Glossmanm H
Naunyn Schmiedebergs Arch Pharmacol. 1975;291(1):89-100. doi: 10.1007/BF00510823.
Adenylate cyclase activity and binding sites for 5'-guanylyl-imidiphosphate [Cpp(NH)p] have been solubilized from bovine adrenal cortex membranes with Triton N-101. Solubilized adenylate cyclase is stimulated by Gpp(nh)p and fluoride ion but not by ACTH. Pretreatment of particulate membrane fractions with Gpp(NH)p, hormone and Gpp(NH)p or fluoride prior to detergent extraction leads to an activated solubilized enzyme which is nearly independent from added stimulants. Adenylate cyclase solubilized from membranes pretreated with Gpp(NH)p can be separated from guanyl nucleotide binding sites without loss of activity.

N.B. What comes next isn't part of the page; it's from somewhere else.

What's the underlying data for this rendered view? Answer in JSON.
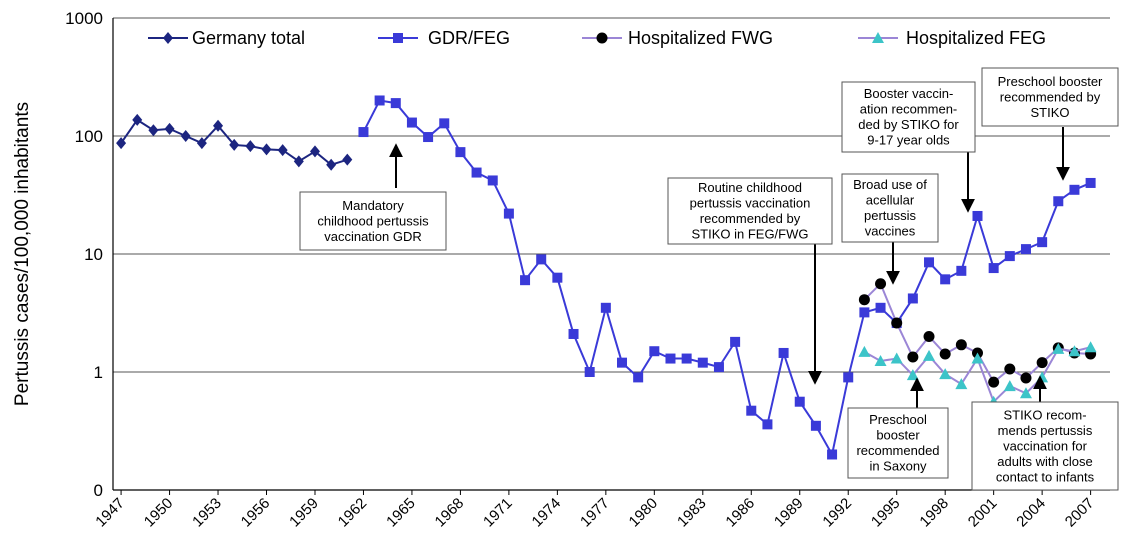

腺苷酸环化酶活性以及5'-鸟苷酰亚胺二磷酸[Cpp(NH)p]的结合位点已用曲拉通N-101从牛肾上腺皮质膜中溶解出来。溶解的腺苷酸环化酶受到Gpp(nh)p和氟离子的刺激,但不受促肾上腺皮质激素的刺激。在用去污剂提取之前,用Gpp(NH)p、激素以及Gpp(NH)p或氟对微粒体膜部分进行预处理,会产生一种活化的溶解酶,该酶几乎不依赖于添加的刺激剂。从用Gpp(NH)p预处理过的膜中溶解出来的腺苷酸环化酶可以与鸟苷酸结合位点分离,而不会丧失活性。